Eine Frau joggt am 20.05.2019 auf dem Tempelhofer Feld in Berlin. (Quelle: dpa/Robert Guenther)
Bild: dpa/Robert Guenther

Kühleres Wetter - Hochsommer verabschiedet sich aus Berlin und Brandenburg

Das große Schwitzen haben Berlin und Brandenburg für diesen Sommer hinter sich: Ab Dienstag bringt Tief Yap kühlere Nordseeluft in die Region. Es wird nur wenig wärmer als 20 Grad. Hitzerekorde sind dieses Jahr nicht mehr zu erwarten - es bleibt aber zu trocken.

Brutzeln im Freibad bei 30 Grad und mehr? In Berlin und Brandenburg sieht es in den kommenden Wochen nicht danach aus. "Von den hochsommerlichen Temperaturen können wir uns fürs Erste verabschieden", sagte Meteorologe Dennis Dalter von der Meteogroup am Montag rbb|24.

Denn ab Dienstag steht die Region unter dem Einfluss des Tiefdruckgebiets Yap, das seinen Schwerpunkt über Skandinavien hat. Es bringe kühlere Luft aus der Polarregion über die Nordsee nach Berlin und Brandenburg, erklärte der Meteorologe. "Dadurch wird es mäßig warm bei uns, eigentlich ganz angenehm: über 20, aber unter 25 Grad."

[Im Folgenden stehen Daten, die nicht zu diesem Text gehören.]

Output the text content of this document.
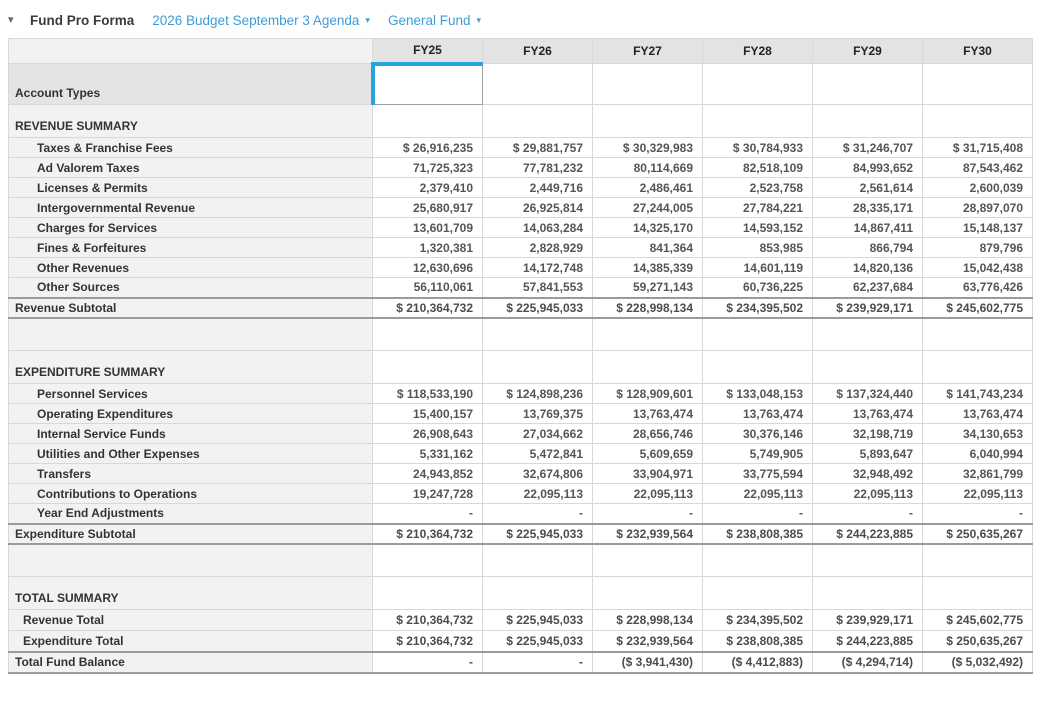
▾	Fund Pro Forma 2026 Budget September 3 Agenda ▾ General Fund ▾
	FY25	FY26	FY27	FY28	FY29	FY30
Account Types						
REVENUE SUMMARY						
Taxes & Franchise Fees	$ 26,916,235	$ 29,881,757	$ 30,329,983	$ 30,784,933	$ 31,246,707	$ 31,715,408
Ad Valorem Taxes	71,725,323	77,781,232	80,114,669	82,518,109	84,993,652	87,543,462
Licenses & Permits	2,379,410	2,449,716	2,486,461	2,523,758	2,561,614	2,600,039
Intergovernmental Revenue	25,680,917	26,925,814	27,244,005	27,784,221	28,335,171	28,897,070
Charges for Services	13,601,709	14,063,284	14,325,170	14,593,152	14,867,411	15,148,137
Fines & Forfeitures	1,320,381	2,828,929	841,364	853,985	866,794	879,796
Other Revenues	12,630,696	14,172,748	14,385,339	14,601,119	14,820,136	15,042,438
Other Sources	56,110,061	57,841,553	59,271,143	60,736,225	62,237,684	63,776,426
Revenue Subtotal	$ 210,364,732	$ 225,945,033	$ 228,998,134	$ 234,395,502	$ 239,929,171	$ 245,602,775

EXPENDITURE SUMMARY						
Personnel Services	$ 118,533,190	$ 124,898,236	$ 128,909,601	$ 133,048,153	$ 137,324,440	$ 141,743,234
Operating Expenditures	15,400,157	13,769,375	13,763,474	13,763,474	13,763,474	13,763,474
Internal Service Funds	26,908,643	27,034,662	28,656,746	30,376,146	32,198,719	34,130,653
Utilities and Other Expenses	5,331,162	5,472,841	5,609,659	5,749,905	5,893,647	6,040,994
Transfers	24,943,852	32,674,806	33,904,971	33,775,594	32,948,492	32,861,799
Contributions to Operations	19,247,728	22,095,113	22,095,113	22,095,113	22,095,113	22,095,113
Year End Adjustments	-	-	-	-	-	-
Expenditure Subtotal	$ 210,364,732	$ 225,945,033	$ 232,939,564	$ 238,808,385	$ 244,223,885	$ 250,635,267

TOTAL SUMMARY						
Revenue Total	$ 210,364,732	$ 225,945,033	$ 228,998,134	$ 234,395,502	$ 239,929,171	$ 245,602,775
Expenditure Total	$ 210,364,732	$ 225,945,033	$ 232,939,564	$ 238,808,385	$ 244,223,885	$ 250,635,267
Total Fund Balance	-	-	($ 3,941,430)	($ 4,412,883)	($ 4,294,714)	($ 5,032,492)
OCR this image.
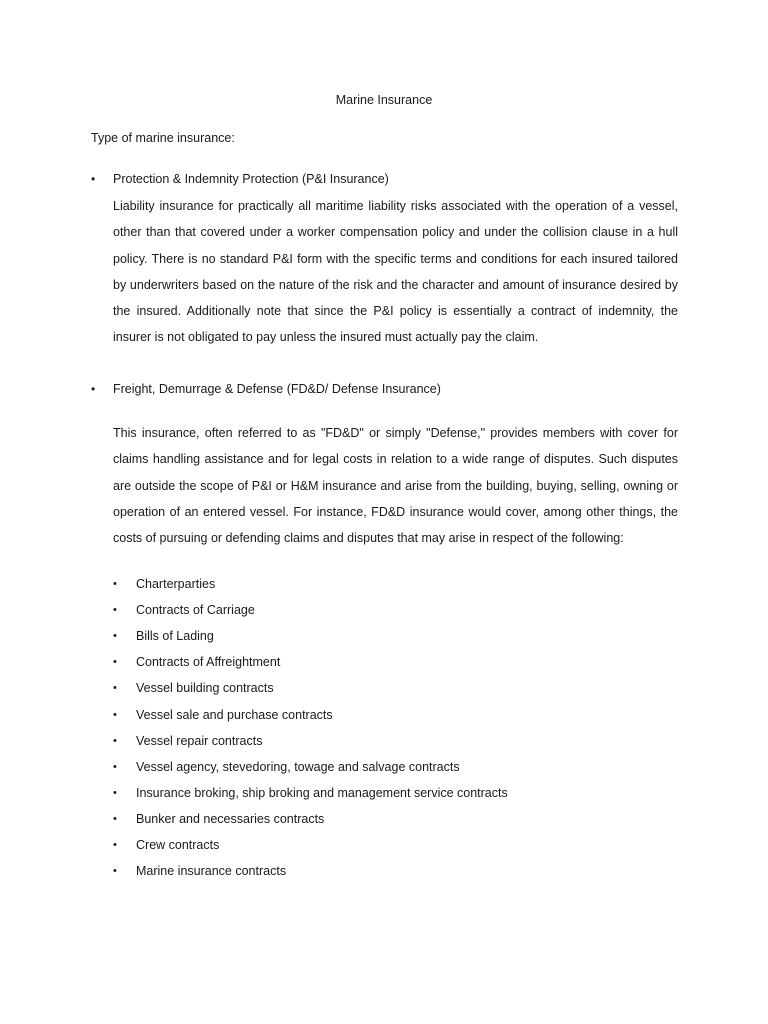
Marine Insurance

Type of marine insurance:

•	Protection & Indemnity Protection (P&I Insurance)

Liability insurance for practically all maritime liability risks associated with the operation of a vessel, other than that covered under a worker compensation policy and under the collision clause in a hull policy. There is no standard P&I form with the specific terms and conditions for each insured tailored by underwriters based on the nature of the risk and the character and amount of insurance desired by the insured. Additionally note that since the P&I policy is essentially a contract of indemnity, the insurer is not obligated to pay unless the insured must actually pay the claim.

•	Freight, Demurrage & Defense (FD&D/ Defense Insurance)

This insurance, often referred to as "FD&D" or simply "Defense," provides members with cover for claims handling assistance and for legal costs in relation to a wide range of disputes. Such disputes are outside the scope of P&I or H&M insurance and arise from the building, buying, selling, owning or operation of an entered vessel. For instance, FD&D insurance would cover, among other things, the costs of pursuing or defending claims and disputes that may arise in respect of the following:

•	Charterparties
•	Contracts of Carriage
•	Bills of Lading
•	Contracts of Affreightment
•	Vessel building contracts
•	Vessel sale and purchase contracts
•	Vessel repair contracts
•	Vessel agency, stevedoring, towage and salvage contracts
•	Insurance broking, ship broking and management service contracts
•	Bunker and necessaries contracts
•	Crew contracts
•	Marine insurance contracts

Etwas wärmer am Wochenende

Die Hundstage, die Ende Juli eine Rekord-Hitzewelle nach Deutschland gebracht haben, gehen am 23. August zu Ende. Schon seit der Antike gelten sie als die heißeste Zeit des Jahres in Europa. "In Berlin und Brandenburg hat diese Periode ihrem Ruf am Anfang alle Ehre gemacht", sagte Dennis Dalter. "Jetzt haben wir die große Hitze schon hinter uns." Es sei aber möglich, dass der September noch einmal einzelne Tage mit bis zu 30 Grad bringe. "Das hatten wir schon öfter."

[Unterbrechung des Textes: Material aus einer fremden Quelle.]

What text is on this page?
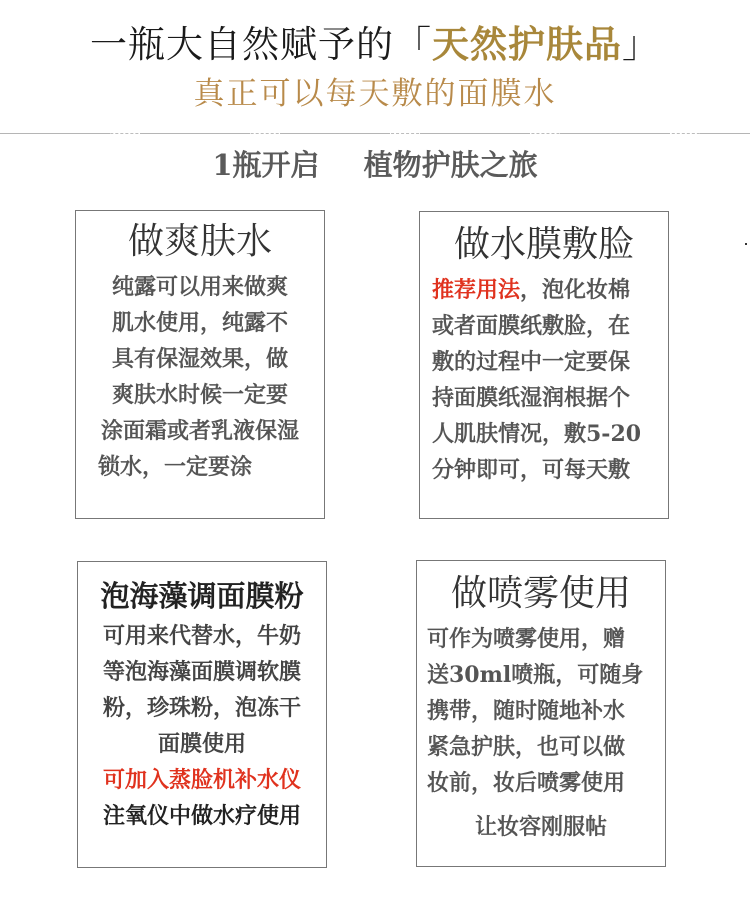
一瓶大自然赋予的「天然护肤品」
真正可以每天敷的面膜水
1瓶开启  植物护肤之旅
做爽肤水
纯露可以用来做爽
肌水使用，纯露不
具有保湿效果，做
爽肤水时候一定要
涂面霜或者乳液保湿
锁水，一定要涂
做水膜敷脸
推荐用法，泡化妆棉
或者面膜纸敷脸，在
敷的过程中一定要保
持面膜纸湿润根据个
人肌肤情况，敷5-20
分钟即可，可每天敷
泡海藻调面膜粉
可用来代替水，牛奶
等泡海藻面膜调软膜
粉，珍珠粉，泡冻干
面膜使用
可加入蒸脸机补水仪
注氧仪中做水疗使用
做喷雾使用
可作为喷雾使用，赠
送30ml喷瓶，可随身
携带，随时随地补水
紧急护肤，也可以做
妆前，妆后喷雾使用
让妆容刚服帖
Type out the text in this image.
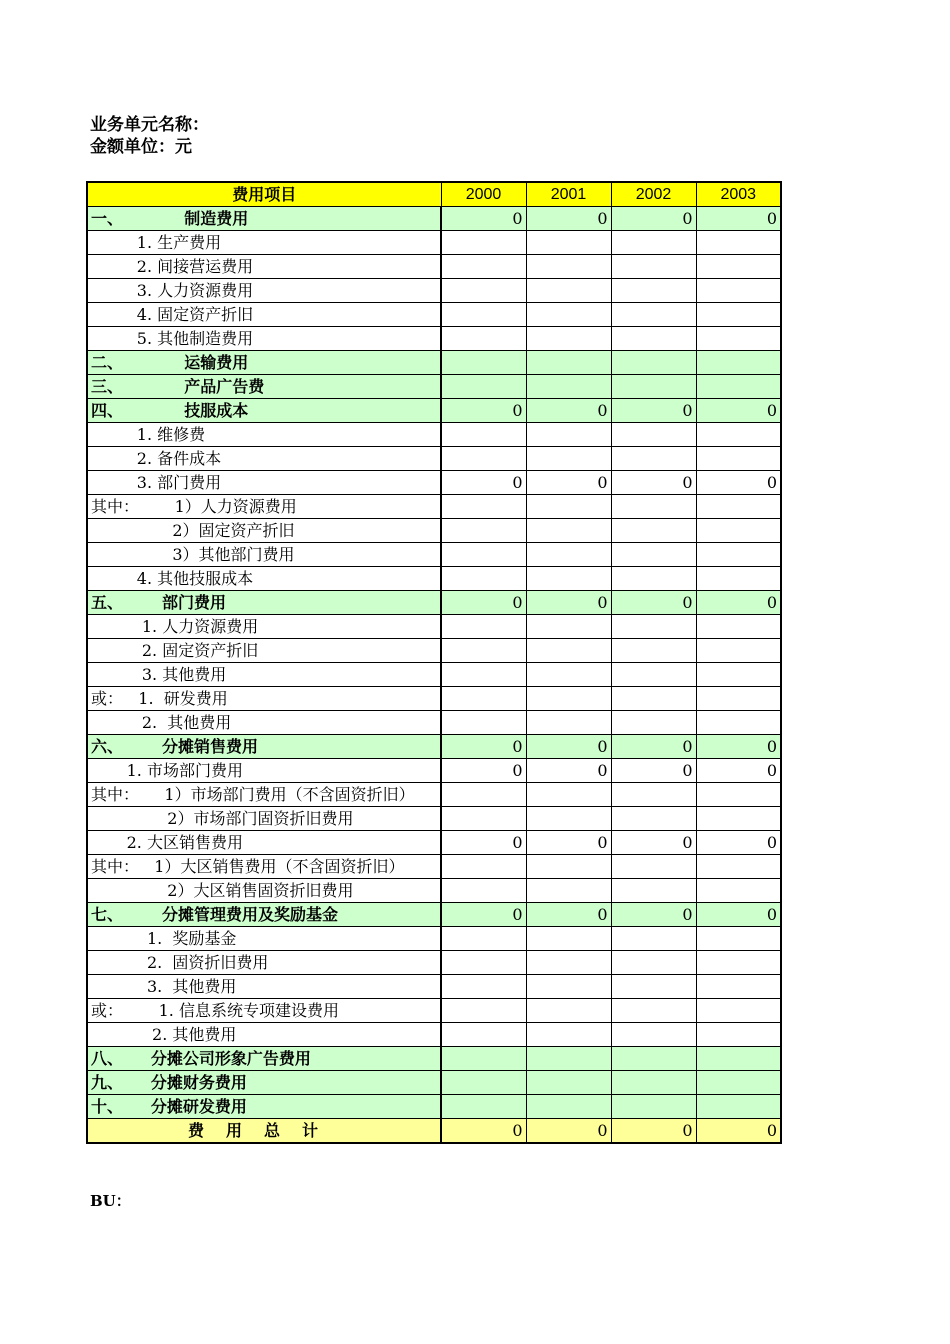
业务单元名称：
金额单位：元
费用项目	2000	2001	2002	2003
一、           制造费用	0	0	0	0
1. 生产费用				
2. 间接营运费用				
3. 人力资源费用				
4. 固定资产折旧				
5. 其他制造费用				
二、           运输费用				
三、           产品广告费				
四、           技服成本	0	0	0	0
1. 维修费				
2. 备件成本				
3. 部门费用	0	0	0	0
其中：       1）人力资源费用				
2）固定资产折旧				
3）其他部门费用				
4. 其他技服成本				
五、       部门费用	0	0	0	0
1. 人力资源费用				
2. 固定资产折旧				
3. 其他费用				
或：   1.  研发费用				
2.  其他费用				
六、       分摊销售费用	0	0	0	0
1. 市场部门费用	0	0	0	0
其中：     1）市场部门费用（不含固资折旧）				
2）市场部门固资折旧费用				
2. 大区销售费用	0	0	0	0
其中：   1）大区销售费用（不含固资折旧）				
2）大区销售固资折旧费用				
七、       分摊管理费用及奖励基金	0	0	0	0
1.  奖励基金				
2.  固资折旧费用				
3.  其他费用				
或：       1. 信息系统专项建设费用				
2. 其他费用				
八、     分摊公司形象广告费用				
九、     分摊财务费用				
十、     分摊研发费用				
费用总计	0	0	0	0
BU：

Einen kleinen Temperaturanstieg erwartet der Meteorologe zum Wochenende: "Da sind bis zu 28 Grad möglich. In der kommenden Woche kehren die kühleren Temperaturen aber zurück." Neue Hitze-Rekorde, wie Brandenburg sie Ende Juni aufstellte, als das Thermometer über 39 Grad kletterte, hält Dennis Dalter in diesem Jahr für "relativ ausgeschlossen."

Es bleibt zu trocken

Er betont aber gleichzeitig: "Verglichen mit dem langjährigen Mittel ist der August bisher drei Grad zu warm." Außerdem bleibe die Trockenheit ein Problem. "In Potsdam sind seit Anfang August bis Sonntag nur 0,6 Liter Regen pro Quadratmeter gefallen. Normalerweise regnet es im ganzen August 60 Liter in Potsdam. Das heißt: Bislang ist nur ein Prozent der normalen Regenmenge gefallen – und das obwohl der Monat schon fast zur Hälfte rum ist."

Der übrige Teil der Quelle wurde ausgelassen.